Republican House Speaker Todd Huston said the incumbents can run on a strong record of low taxes and unemployment, along with a strong budget surplus for the state. Legislative leaders decided earlier this year to hold off on major anti-abortion action until after the U.S. Supreme Court rules on a case that could overturn Roe v. Wade, but said they will return to a special session to act if the court gives states greater authority to limit it.
“We have to live in the practical world of getting things done and we have a lot of accomplishments,” Huston said. “We feel good.”
The “liberty candidates” are predominantly running in heavily Republican districts, so even primary wins by far-right challengers would likely provide few opportunities for Democrats to dent the GOP’s current 71-29 House majority.
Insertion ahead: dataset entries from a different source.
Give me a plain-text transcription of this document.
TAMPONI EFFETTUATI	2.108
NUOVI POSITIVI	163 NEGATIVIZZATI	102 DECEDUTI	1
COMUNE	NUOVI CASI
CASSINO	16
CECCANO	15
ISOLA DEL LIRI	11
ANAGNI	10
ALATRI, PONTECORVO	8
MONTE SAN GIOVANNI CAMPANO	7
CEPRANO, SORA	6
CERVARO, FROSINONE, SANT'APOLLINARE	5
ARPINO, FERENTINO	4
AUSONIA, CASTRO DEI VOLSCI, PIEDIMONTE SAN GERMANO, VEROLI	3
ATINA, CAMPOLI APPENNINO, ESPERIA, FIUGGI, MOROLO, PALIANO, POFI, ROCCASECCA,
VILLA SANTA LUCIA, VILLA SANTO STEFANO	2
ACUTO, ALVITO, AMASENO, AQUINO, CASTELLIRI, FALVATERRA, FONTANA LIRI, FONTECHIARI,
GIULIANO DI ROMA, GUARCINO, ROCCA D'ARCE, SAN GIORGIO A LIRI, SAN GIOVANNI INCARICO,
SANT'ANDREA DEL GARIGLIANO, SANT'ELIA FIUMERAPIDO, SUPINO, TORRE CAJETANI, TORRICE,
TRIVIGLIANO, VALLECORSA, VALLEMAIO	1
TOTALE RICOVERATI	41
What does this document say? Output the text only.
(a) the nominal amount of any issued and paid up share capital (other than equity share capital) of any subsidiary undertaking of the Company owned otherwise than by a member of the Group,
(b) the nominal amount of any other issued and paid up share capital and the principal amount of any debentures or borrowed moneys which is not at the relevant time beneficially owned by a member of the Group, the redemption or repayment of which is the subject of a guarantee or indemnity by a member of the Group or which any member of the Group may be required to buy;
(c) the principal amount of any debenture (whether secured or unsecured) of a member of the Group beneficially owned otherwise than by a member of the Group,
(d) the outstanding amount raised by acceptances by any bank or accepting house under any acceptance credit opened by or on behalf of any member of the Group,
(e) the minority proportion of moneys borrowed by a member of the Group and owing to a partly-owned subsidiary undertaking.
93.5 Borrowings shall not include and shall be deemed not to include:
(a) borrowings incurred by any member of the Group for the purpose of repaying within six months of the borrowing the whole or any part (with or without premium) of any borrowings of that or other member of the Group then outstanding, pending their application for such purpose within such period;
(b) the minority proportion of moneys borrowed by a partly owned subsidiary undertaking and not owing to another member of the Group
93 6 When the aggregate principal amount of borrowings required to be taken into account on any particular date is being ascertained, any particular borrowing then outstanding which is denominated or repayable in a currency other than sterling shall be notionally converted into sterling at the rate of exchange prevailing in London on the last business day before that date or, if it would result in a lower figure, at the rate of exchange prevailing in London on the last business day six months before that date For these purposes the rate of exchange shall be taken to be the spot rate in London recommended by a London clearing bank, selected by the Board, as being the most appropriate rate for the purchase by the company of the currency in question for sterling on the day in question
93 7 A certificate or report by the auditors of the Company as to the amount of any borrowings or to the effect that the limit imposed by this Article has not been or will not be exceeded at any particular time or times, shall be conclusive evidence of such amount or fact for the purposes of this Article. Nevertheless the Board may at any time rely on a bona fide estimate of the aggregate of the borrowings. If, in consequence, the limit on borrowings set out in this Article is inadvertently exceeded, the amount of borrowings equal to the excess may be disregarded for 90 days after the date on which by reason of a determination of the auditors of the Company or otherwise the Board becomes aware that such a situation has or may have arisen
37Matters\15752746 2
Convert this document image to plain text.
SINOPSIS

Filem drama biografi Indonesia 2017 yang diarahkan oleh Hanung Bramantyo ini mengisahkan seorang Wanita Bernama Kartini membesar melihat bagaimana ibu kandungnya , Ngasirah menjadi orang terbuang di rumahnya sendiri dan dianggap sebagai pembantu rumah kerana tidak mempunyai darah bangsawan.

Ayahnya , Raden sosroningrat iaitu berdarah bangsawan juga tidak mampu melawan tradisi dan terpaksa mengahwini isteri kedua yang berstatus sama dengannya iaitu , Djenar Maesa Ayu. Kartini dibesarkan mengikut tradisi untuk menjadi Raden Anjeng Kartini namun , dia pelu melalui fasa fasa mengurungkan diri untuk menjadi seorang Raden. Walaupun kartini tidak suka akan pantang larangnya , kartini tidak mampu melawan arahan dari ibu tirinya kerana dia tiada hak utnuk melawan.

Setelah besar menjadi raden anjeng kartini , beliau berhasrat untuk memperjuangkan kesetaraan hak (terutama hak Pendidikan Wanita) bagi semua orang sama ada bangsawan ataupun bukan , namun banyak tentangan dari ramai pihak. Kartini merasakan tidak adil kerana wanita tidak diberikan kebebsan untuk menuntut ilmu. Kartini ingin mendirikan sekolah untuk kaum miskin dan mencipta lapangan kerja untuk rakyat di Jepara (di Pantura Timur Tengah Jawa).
If the challengers end up winning legislative seats, Huston said, “they’ll have to figure out, do they want to be able to get things done or just focus on the things that probably aren’t practical to get done?”
Sweet, who has raised about $27,000 for her campaign, is running against Rep. Dan Leonard, 73, a top Huston lieutenant who had raised about $250,000 as of the end of March — more than half from the House Republican Campaign Committee.
Leonard has drawn the wrath of social conservatives for his frequent role in blocking proposals from Nisly and Jacob — either by raising procedural objections or not taking up bills assigned to the House committee he leads. He says the Liberty Defense candidates have an unrealistic view of what it’s like to make laws, and the give-and-take that’s sometimes necessary, even in a statehouse where Republicans hold a supermajority.
“They want it all or nothing and so consequently what they’re getting is nothing,” he said. “So why send someone to the Statehouse to get nothing? It doesn’t make a lot of sense to me.”
Challengers like Brittany Carroll, a family law attorney running for a central Indiana seat, dismiss that argument.
Republicans hold larger legislative majorities in Indiana than in states such as Texas, she noted, yet Indiana lawmakers aren’t as aggressive in pushing issues such as the Texas ban on abortions after roughly six weeks of pregnancy. In 2020, Indiana voters supported Trump over Joe Biden by wider margins — 57% to 41% — than Trump’s victory in Texas or several other GOP-led states.
“Indiana could be leading in terms of liberty, like Florida, like Texas,” Carroll said.
Carroll also said she is undeterred by the incumbents’ fundraising advantages.
“No amount of money is going to overcome an angry voter.”